The dogmas of the quiet past are inadequate to the stormy present.
Abraham Lincoln
This book will teach you a new way to think about our past, present, and future.
We all have little models in our heads of how the world works. Those models needn’t be complicated. For example, one might be that if you push on a rock and it moves a little, then if you push harder it’ll move more. We then reason by analogy that if a government is trying to do something, and if a little money does a little good, then a lot of money will do even better. Such models can work, but they also often fail. For example, the United States has spent a lot of money on integration. Today, housing there is about as segregated by skin color as it was in 1968. Britain, too, has spent a lot on integration. Today, segregation by income and education there is about the same as it was in 1970. Australia has also pushed integration. Today, opportunity there is about the same as it was 40 years ago. If we really understood how we work, how come so much effort has made so little difference?
Our usual stories of how we work focus on individuals, not groups. We often imagine, for instance, that if most of us want something to change then that change must happen. That works in reverse too. We imagine that if something changes then most of us must first have wanted it to change. For example, many of us imagine that women’s lives have changed over the past two centuries because a few heroic women got together and made them change. But if that’s all it took why didn’t some heroic women do that thousands of years ago?

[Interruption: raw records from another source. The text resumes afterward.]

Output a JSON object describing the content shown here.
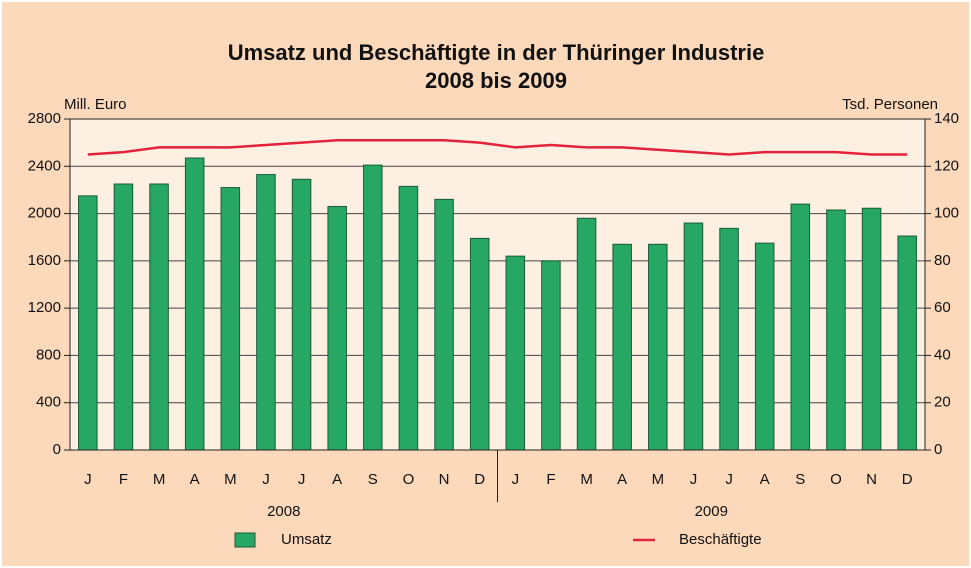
{
  "chart_data": {
    "type": "bar",
    "title": "Umsatz und Beschäftigte in der Thüringer Industrie",
    "subtitle": "2008 bis 2009",
    "ylabel": "Mill. Euro",
    "y2label": "Tsd. Personen",
    "categories": [
      "J",
      "F",
      "M",
      "A",
      "M",
      "J",
      "J",
      "A",
      "S",
      "O",
      "N",
      "D",
      "J",
      "F",
      "M",
      "A",
      "M",
      "J",
      "J",
      "A",
      "S",
      "O",
      "N",
      "D"
    ],
    "years": [
      "2008",
      "2009"
    ],
    "series": [
      {
        "name": "Umsatz",
        "type": "bar",
        "color": "#26a864",
        "values": [
          2150,
          2250,
          2250,
          2470,
          2220,
          2330,
          2290,
          2060,
          2410,
          2230,
          2120,
          1790,
          1640,
          1600,
          1960,
          1740,
          1740,
          1920,
          1875,
          1750,
          2080,
          2030,
          2045,
          1810
        ]
      },
      {
        "name": "Beschäftigte",
        "type": "line",
        "axis": "y2",
        "color": "#e3233c",
        "values": [
          125,
          126,
          128,
          128,
          128,
          129,
          130,
          131,
          131,
          131,
          131,
          130,
          128,
          129,
          128,
          128,
          127,
          126,
          125,
          126,
          126,
          126,
          125,
          125
        ]
      }
    ],
    "ylim": [
      0,
      2800
    ],
    "yticks": [
      0,
      400,
      800,
      1200,
      1600,
      2000,
      2400,
      2800
    ],
    "y2lim": [
      0,
      140
    ],
    "y2ticks": [
      0,
      20,
      40,
      60,
      80,
      100,
      120,
      140
    ],
    "grid": true
  }
}
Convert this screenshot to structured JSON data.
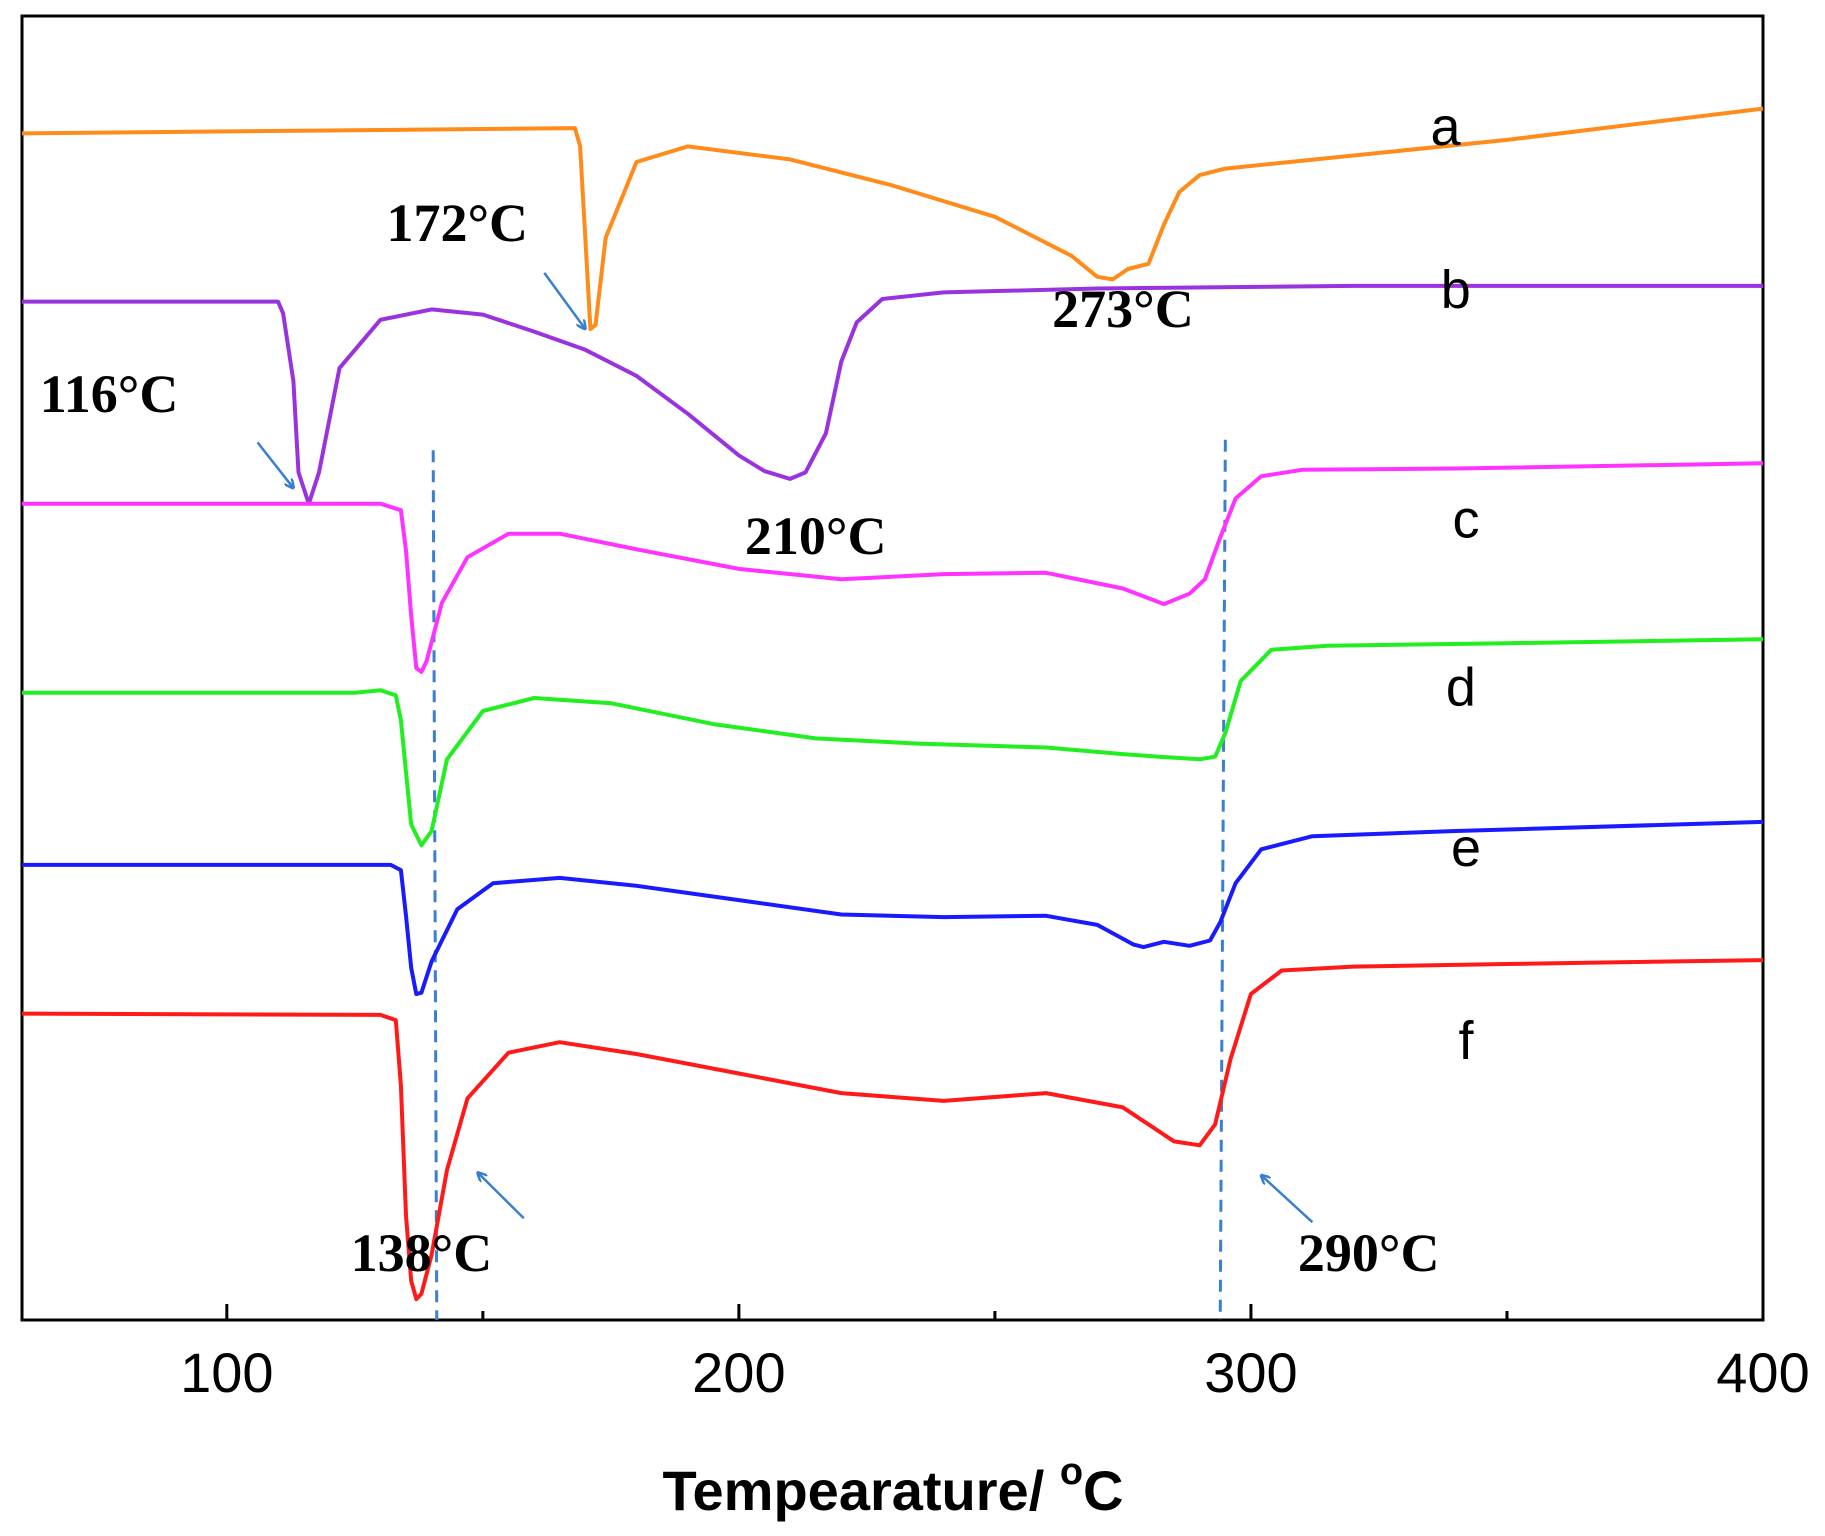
{
  "chart_data": {
    "type": "line",
    "title": "",
    "xlabel": "Tempearature/ °C",
    "xlabel_main": "Tempearature/ ",
    "xlabel_degree": "o",
    "xlabel_unit": "C",
    "ylabel": "",
    "xlim": [
      60,
      400
    ],
    "xticks": [
      100,
      200,
      300,
      400
    ],
    "xtick_labels": [
      "100",
      "200",
      "300",
      "400"
    ],
    "ylim": [
      0,
      100
    ],
    "grid": false,
    "colors": {
      "axis": "#000000",
      "guide": "#3a7fd0",
      "arrow": "#3a7fd0"
    },
    "series": [
      {
        "name": "a",
        "color": "#ff8c1a",
        "points": [
          [
            60,
            91
          ],
          [
            168,
            91.4
          ],
          [
            169,
            90
          ],
          [
            170,
            83
          ],
          [
            171,
            76
          ],
          [
            172,
            76.3
          ],
          [
            174,
            83
          ],
          [
            180,
            88.8
          ],
          [
            190,
            90
          ],
          [
            210,
            89
          ],
          [
            230,
            87
          ],
          [
            250,
            84.6
          ],
          [
            265,
            81.6
          ],
          [
            270,
            80
          ],
          [
            273,
            79.8
          ],
          [
            276,
            80.6
          ],
          [
            280,
            81
          ],
          [
            283,
            84
          ],
          [
            286,
            86.5
          ],
          [
            290,
            87.8
          ],
          [
            295,
            88.3
          ],
          [
            320,
            89.3
          ],
          [
            350,
            90.5
          ],
          [
            375,
            91.7
          ],
          [
            400,
            92.9
          ]
        ]
      },
      {
        "name": "b",
        "color": "#9933dd",
        "points": [
          [
            60,
            78.1
          ],
          [
            110,
            78.1
          ],
          [
            111,
            77.2
          ],
          [
            113,
            72
          ],
          [
            114,
            65
          ],
          [
            116,
            62.6
          ],
          [
            118,
            65
          ],
          [
            122,
            73
          ],
          [
            130,
            76.7
          ],
          [
            140,
            77.5
          ],
          [
            150,
            77.1
          ],
          [
            160,
            75.8
          ],
          [
            170,
            74.4
          ],
          [
            180,
            72.4
          ],
          [
            190,
            69.5
          ],
          [
            200,
            66.3
          ],
          [
            205,
            65.1
          ],
          [
            210,
            64.5
          ],
          [
            213,
            65
          ],
          [
            217,
            68
          ],
          [
            220,
            73.5
          ],
          [
            223,
            76.5
          ],
          [
            228,
            78.3
          ],
          [
            240,
            78.8
          ],
          [
            270,
            79.1
          ],
          [
            320,
            79.3
          ],
          [
            400,
            79.3
          ]
        ]
      },
      {
        "name": "c",
        "color": "#ff33ff",
        "points": [
          [
            60,
            62.6
          ],
          [
            130,
            62.6
          ],
          [
            134,
            62.1
          ],
          [
            135,
            59
          ],
          [
            136,
            54
          ],
          [
            137,
            50
          ],
          [
            138,
            49.7
          ],
          [
            139,
            50.5
          ],
          [
            142,
            55
          ],
          [
            147,
            58.5
          ],
          [
            155,
            60.3
          ],
          [
            165,
            60.3
          ],
          [
            180,
            59.1
          ],
          [
            200,
            57.6
          ],
          [
            220,
            56.8
          ],
          [
            240,
            57.2
          ],
          [
            260,
            57.3
          ],
          [
            275,
            56.1
          ],
          [
            283,
            54.9
          ],
          [
            288,
            55.7
          ],
          [
            291,
            56.8
          ],
          [
            294,
            60
          ],
          [
            297,
            63
          ],
          [
            302,
            64.7
          ],
          [
            310,
            65.2
          ],
          [
            340,
            65.3
          ],
          [
            400,
            65.7
          ]
        ]
      },
      {
        "name": "d",
        "color": "#22ee22",
        "points": [
          [
            60,
            48.1
          ],
          [
            125,
            48.1
          ],
          [
            130,
            48.3
          ],
          [
            133,
            47.9
          ],
          [
            134,
            46
          ],
          [
            135,
            42
          ],
          [
            136,
            38
          ],
          [
            138,
            36.4
          ],
          [
            140,
            37.5
          ],
          [
            143,
            43
          ],
          [
            150,
            46.7
          ],
          [
            160,
            47.7
          ],
          [
            175,
            47.3
          ],
          [
            195,
            45.7
          ],
          [
            215,
            44.6
          ],
          [
            235,
            44.2
          ],
          [
            260,
            43.9
          ],
          [
            275,
            43.4
          ],
          [
            282,
            43.2
          ],
          [
            290,
            43
          ],
          [
            293,
            43.2
          ],
          [
            295,
            45
          ],
          [
            298,
            49
          ],
          [
            304,
            51.4
          ],
          [
            315,
            51.7
          ],
          [
            350,
            51.9
          ],
          [
            400,
            52.2
          ]
        ]
      },
      {
        "name": "e",
        "color": "#1a1aff",
        "points": [
          [
            60,
            34.9
          ],
          [
            132,
            34.9
          ],
          [
            134,
            34.5
          ],
          [
            135,
            31
          ],
          [
            136,
            27
          ],
          [
            137,
            25
          ],
          [
            138,
            25.1
          ],
          [
            140,
            27.5
          ],
          [
            145,
            31.5
          ],
          [
            152,
            33.5
          ],
          [
            165,
            33.9
          ],
          [
            180,
            33.3
          ],
          [
            200,
            32.2
          ],
          [
            220,
            31.1
          ],
          [
            240,
            30.9
          ],
          [
            260,
            31
          ],
          [
            270,
            30.3
          ],
          [
            277,
            28.8
          ],
          [
            279,
            28.6
          ],
          [
            283,
            29
          ],
          [
            288,
            28.7
          ],
          [
            292,
            29.1
          ],
          [
            294,
            30.5
          ],
          [
            297,
            33.5
          ],
          [
            302,
            36.1
          ],
          [
            312,
            37.1
          ],
          [
            340,
            37.5
          ],
          [
            400,
            38.2
          ]
        ]
      },
      {
        "name": "f",
        "color": "#ff1a1a",
        "points": [
          [
            60,
            23.5
          ],
          [
            130,
            23.4
          ],
          [
            133,
            23
          ],
          [
            134,
            18
          ],
          [
            135,
            8
          ],
          [
            136,
            3
          ],
          [
            137,
            1.6
          ],
          [
            138,
            2
          ],
          [
            140,
            5
          ],
          [
            143,
            11.5
          ],
          [
            147,
            17
          ],
          [
            155,
            20.5
          ],
          [
            165,
            21.3
          ],
          [
            180,
            20.4
          ],
          [
            200,
            18.9
          ],
          [
            220,
            17.4
          ],
          [
            240,
            16.8
          ],
          [
            260,
            17.4
          ],
          [
            275,
            16.3
          ],
          [
            285,
            13.7
          ],
          [
            290,
            13.4
          ],
          [
            293,
            15
          ],
          [
            296,
            20
          ],
          [
            300,
            25
          ],
          [
            306,
            26.8
          ],
          [
            320,
            27.1
          ],
          [
            350,
            27.3
          ],
          [
            400,
            27.6
          ]
        ]
      }
    ],
    "series_letters": [
      {
        "text": "a",
        "x": 338,
        "y": 91.2
      },
      {
        "text": "b",
        "x": 340,
        "y": 78.7
      },
      {
        "text": "c",
        "x": 342,
        "y": 61.1
      },
      {
        "text": "d",
        "x": 341,
        "y": 48.2
      },
      {
        "text": "e",
        "x": 342,
        "y": 35.9
      },
      {
        "text": "f",
        "x": 342,
        "y": 21.1
      }
    ],
    "annotations": [
      {
        "text": "172°C",
        "x": 145,
        "y": 83.7,
        "arrow_from": [
          162,
          80.3
        ],
        "arrow_to": [
          170,
          76
        ]
      },
      {
        "text": "116°C",
        "x": 77,
        "y": 70.6,
        "arrow_from": [
          106,
          67.3
        ],
        "arrow_to": [
          113,
          63.8
        ]
      },
      {
        "text": "273°C",
        "x": 275,
        "y": 77.1
      },
      {
        "text": "210°C",
        "x": 215,
        "y": 59.7
      },
      {
        "text": "138°C",
        "x": 138,
        "y": 4.7,
        "arrow_from": [
          158,
          7.8
        ],
        "arrow_to": [
          149,
          11.3
        ]
      },
      {
        "text": "290°C",
        "x": 323,
        "y": 4.7,
        "arrow_from": [
          312,
          7.5
        ],
        "arrow_to": [
          302,
          11.1
        ]
      }
    ],
    "guide_lines": [
      {
        "x_top": 140.3,
        "x_bottom": 141,
        "y_top": 66.7,
        "y_bottom": 0
      },
      {
        "x_top": 295,
        "x_bottom": 294,
        "y_top": 67.5,
        "y_bottom": 0
      }
    ]
  }
}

A group needn’t behave the same way as its set of individuals—the whole needn’t be the sum of its parts. A group can act differently than any of its parts might wish to act because the group itself can, in a sense, be an actor. That super-actor is the network that the various separate actors form. What it ‘wants’ is often more important than what any of its parts might want. It’s as if there’s one kind of physics for each of us, but a whole different physics for us together. If you run off a cliff, you’ll fall. But if a cartoon runs off a cliff, it can’t fall. It first has to notice that it’s in midair, then it has to look at the camera for that last desperate second, then it falls.
Today, scientists in a new field called ‘complex systems’ are giving concrete meaning to that idea of group physics. Understanding that physics is especially important today because our technology is now changing so fast that we need more accurate models about how we work simply to survive our coming changes. Those potential changes likely won’t be much like the usual calamities or utopias. They have little to do with climate change, nuclear terror, or shinier doodads. They’re deep changes in how we work together. Now, normally when you hear that kind of thing some political talk follows. Often the next sentence starts with ‘Join me’ and ends with some slogan like ‘Moral Rebirth,’ ‘Communist Utopia,’ or perhaps even ’Thousand-Year Reich.’ But this book is an attempt at a work of science. It has little to do with political change, self-sacrifice, or central control. It’s about material things and material life and the network forces that move us without our even being aware of them. It’s about how we swarm.